それぞれに百枚のチップが与えられ、それを一番多く増やしたものが賭けられた品を総取りできる。
ブラックジャックではカードが後に配られる方が、若干ではあるが有利になる。
青年がまず真ん中の席に座り、ジオがその右に座る。
セオリーを知らないのかそれとも気を使われてるのか、ルヴィアは訝しんだが、しかし遠慮することなく青年の左に座った。
席順はジオ、青年、ルヴィアの順となった。
ディーラーがカードをシャッフルし、三人に伺いを立てる。
「ペネトレーションはどう致しましょうか?」
「なんだそれは」
「お任せしまーす」
「そのほうが公平でしょうね」
ジオと青年とルヴィアがそれぞれ答えた。
ディーラーは真っ赤なカードを取り出し、シャッフルされたカードの後ろの二割ほどの場所に差し込んだ。
それ以降のカードは使われる事は無く、赤いカードが出ればゲームは終わりという事だ。
そうしてゲームは始まり、カードが配られる。
以前にルヴィアはこのカジノで大勝ちをしている。
ブラックジャックは賭け事には珍しく、カウンティングという安定して勝利できる手段がある。
それを使うプレイヤーは他の客に配られるカードを観察し、残りカードから自身に配られるカードとディーラーのカードを推測し、勝率を考えながら賭け額をこまめに変える。

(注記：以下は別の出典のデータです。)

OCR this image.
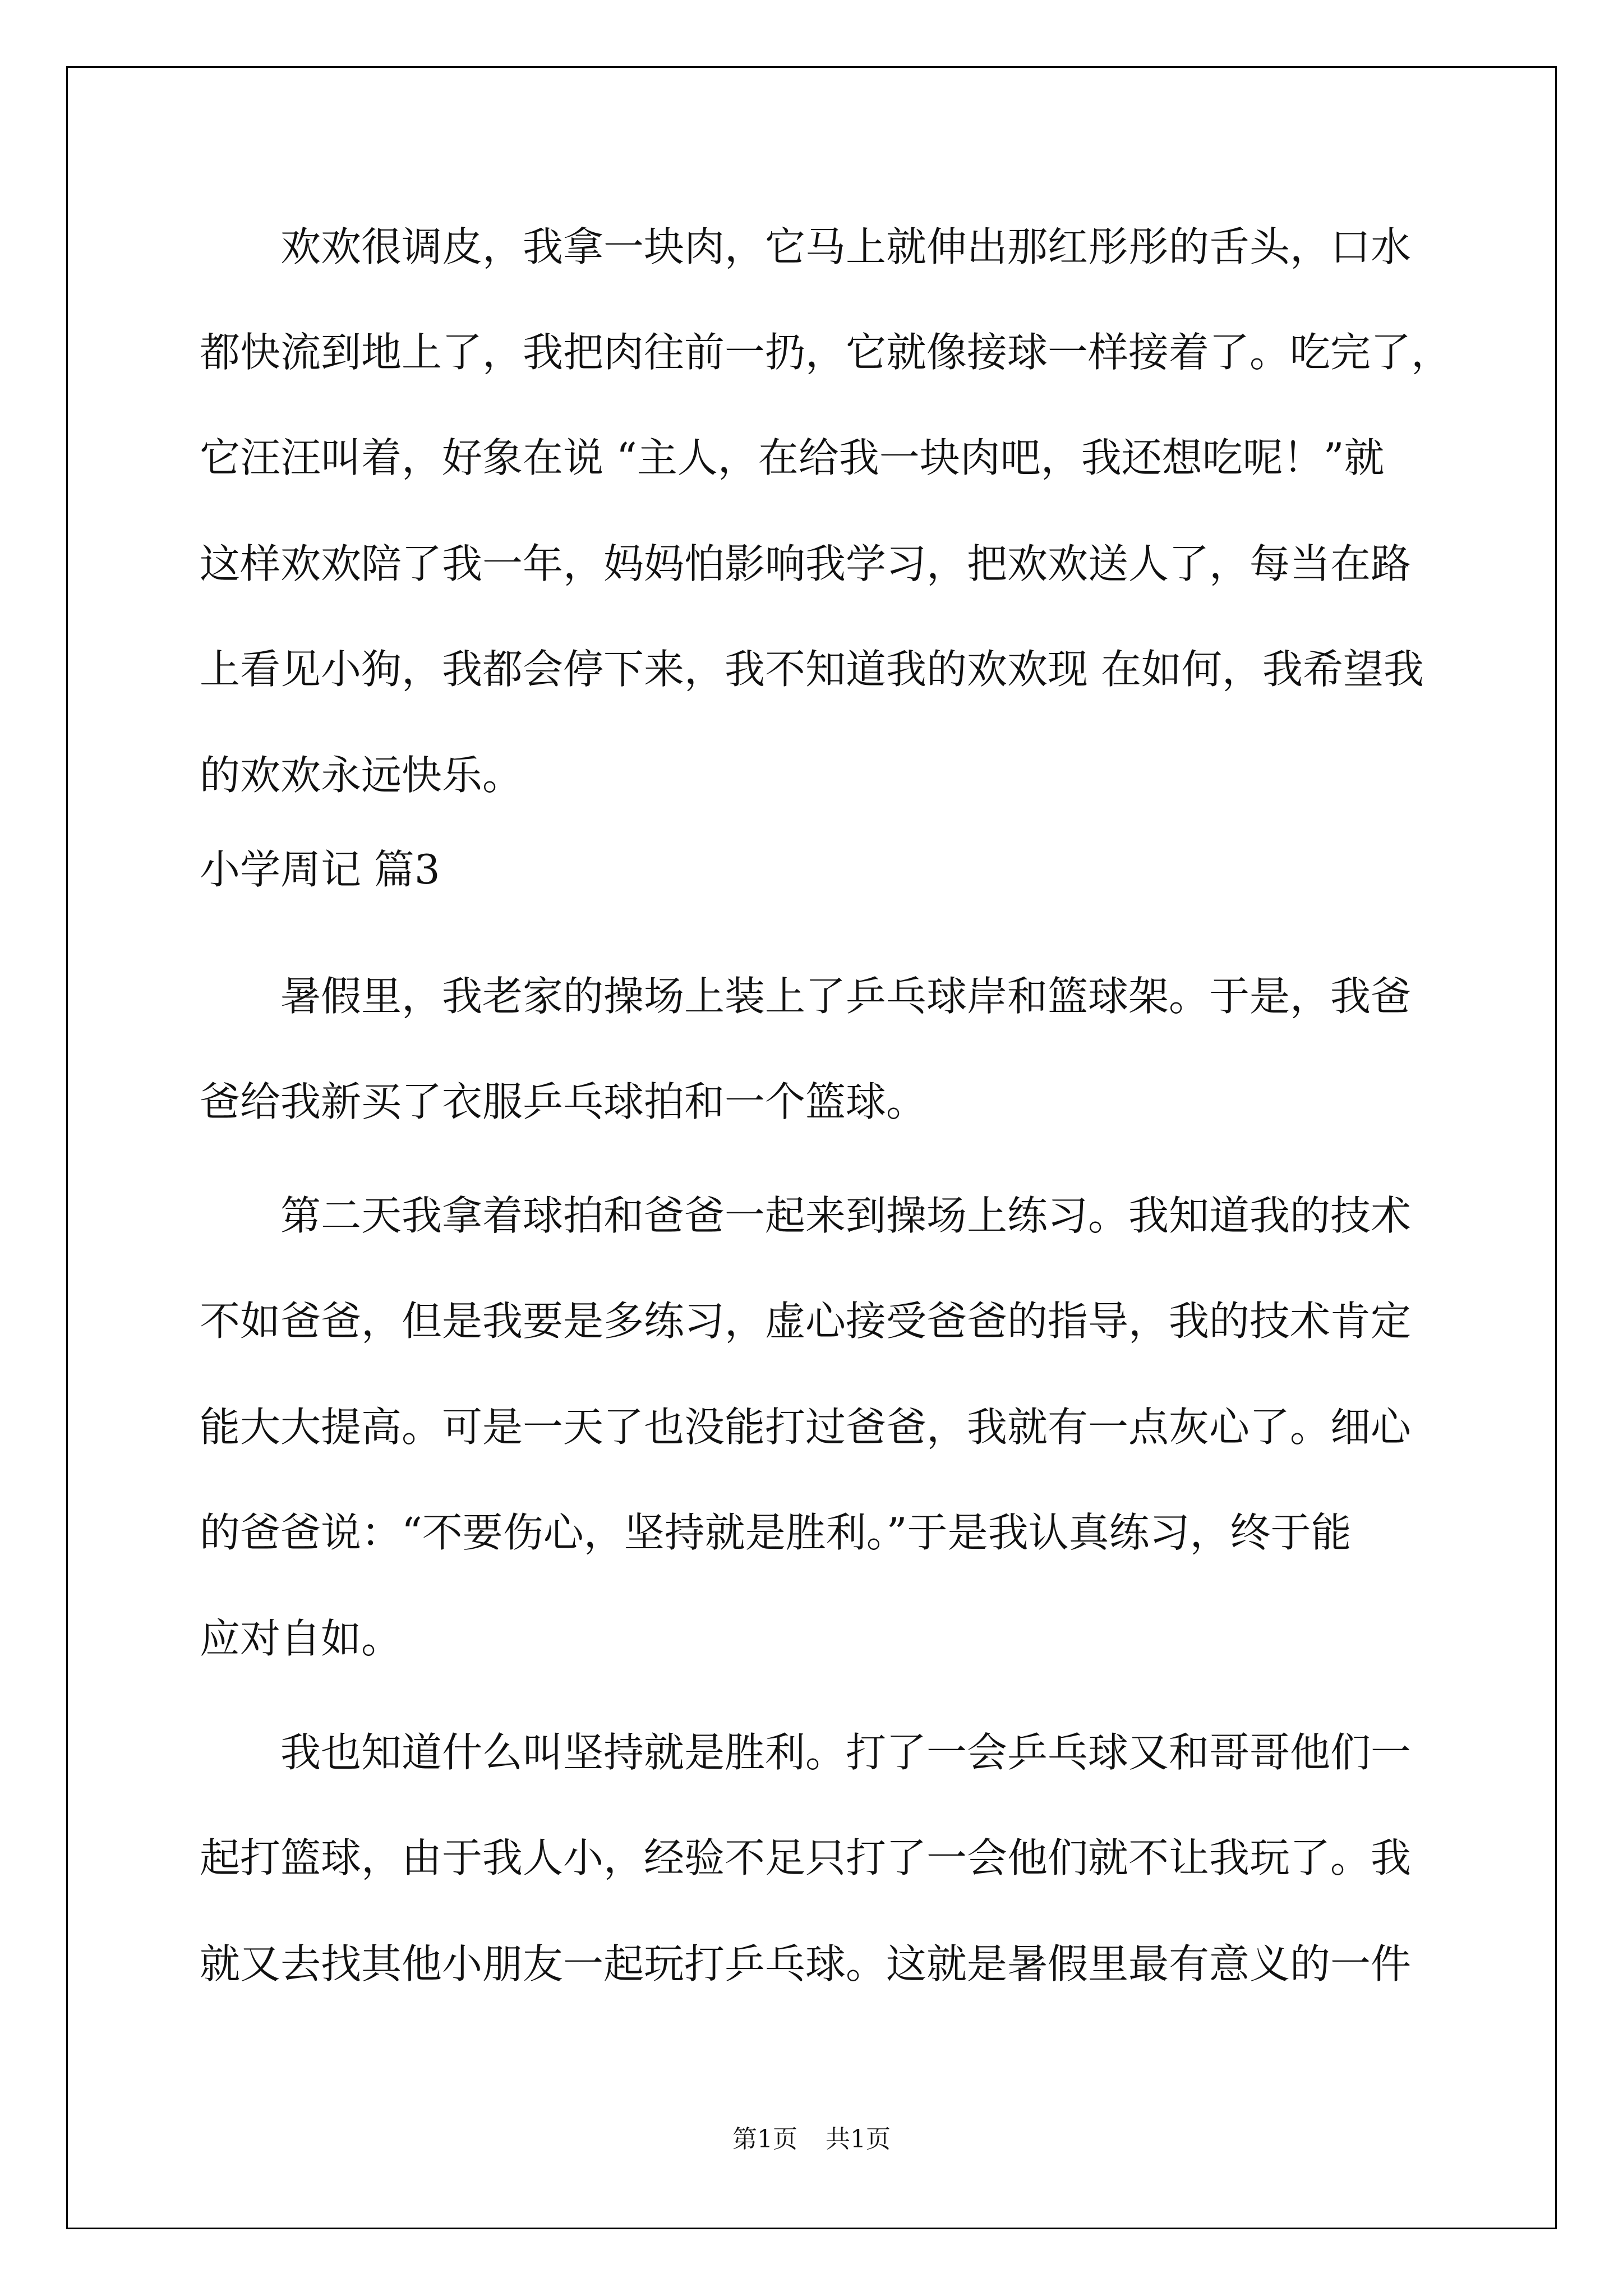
　　欢欢很调皮，我拿一块肉，它马上就伸出那红彤彤的舌头，口水
都快流到地上了，我把肉往前一扔，它就像接球一样接着了。吃完了，
它汪汪叫着，好象在说 “主人，在给我一块肉吧，我还想吃呢！”就
这样欢欢陪了我一年，妈妈怕影响我学习，把欢欢送人了，每当在路
上看见小狗，我都会停下来，我不知道我的欢欢现 在如何，我希望我
的欢欢永远快乐。
小学周记 篇3
　　暑假里，我老家的操场上装上了乒乓球岸和篮球架。于是，我爸
爸给我新买了衣服乒乓球拍和一个篮球。
　　第二天我拿着球拍和爸爸一起来到操场上练习。我知道我的技术
不如爸爸，但是我要是多练习，虚心接受爸爸的指导，我的技术肯定
能大大提高。可是一天了也没能打过爸爸，我就有一点灰心了。细心
的爸爸说：“不要伤心，坚持就是胜利。”于是我认真练习，终于能
应对自如。
　　我也知道什么叫坚持就是胜利。打了一会乒乓球又和哥哥他们一
起打篮球，由于我人小，经验不足只打了一会他们就不让我玩了。我
就又去找其他小朋友一起玩打乒乓球。这就是暑假里最有意义的一件
第1页 共1页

そのためカウンティングをするプレイヤーはわかりやすく、カジノ側はそんなプレイヤーのゲーム参加を拒否することが出来る。
ルヴィアが巧みだったのはカウンティングの正確さだけではなく、それを悟らせずゴールドチップまで手に掛けたところにある。
カジノにとって決して失いたくないゴールドチップを手に入れてからはそれを隠す事も無く、ディーラーのいかさまも見抜いて五枚のゴールドチップを獲得し、カジノ側にサレンダーを強いた。
そして今回はカジノ側ではなく、プレイヤー同士の競い合いだ。
ディーラーをたばかる必要は無く、報復にいかさまを仕込まれる可能性リスクだけに気を付けていればいい。
ルヴィアにとって、これは十分に勝算のある勝負だった。
エルシール家という商業都市でも強大な力を持つ名家に生まれ、国で一番と認められるほどの美しさを持って生まれたルヴィアは、幼いころから多くの人たちに愛されて育ってきた。
欲しいと思うものは彼女が望む前に誰かが彼女に捧げてきた。
多くの貢物を彼女は当たり前のものとして受け取った。
そんな幼い彼女を、傲慢な少女と影口を叩く者は多かった。
人の愛を理解できない、愛でられるだけの人形だと揶揄された。
しかしそれは正しくは無かった。
彼女はむしろ他人の心の機微に敏感だった。
エルシール家に取り入りたい者たちの下心。
幼くも美しい彼女に獣欲を抱く男たち。
彼女はそれらをはっきり感じ取っていて、だからこそ己の心を守るために閉ざしていたのだ。
そんな固い殻に守られた彼女の心は、一人の男によって開かれ、男と子をなし、その子を手放したときに再び殻の中に閉じこもることとなった
そして今、ルヴィアはその心を再び解き放つ。
カウンティングによる配られるカードの予測だけではない。
シャッフルをしたディーラーの感情を読み取り、カードの並びを感じ取る。
カードに向かい合うジオや青年の感情を読み取り、ヒットかスタンドかを予測する。
そうして一つの勝負だけではなく、次の勝負、その次の勝負も予見する。
一人のプレイヤーがゲーム全体に与える影響は少ない。
しかし少なくとも必ずある。
ルヴィアはその少ない影響を最大限に発揮し、ディーラーも含めてすべてのプレイヤーに配られるカードをコントロールする。
それはともすればセージの不死の心と俯瞰視座による戦場の支配に似ていた。
ルヴィアは常人離れした力を発揮してゲームを支配したが、大勝したかと言えばそうではない。
彼女の対戦相手はそもそも常人ではなかった。
ルヴィアは安定してチップを増やすことはできたが、それはほぼジオと互角であった。
カウンティングをしている形跡は無く、そもそものベーシック――自身とディーラーの手札で決まる定石。これはカウンティングと違ってカジノ側は禁止しておらず、ディーラーに聞けば教えてくれる――すら守らず、ルヴィアの読みすら外してジオはチップを増やしていた。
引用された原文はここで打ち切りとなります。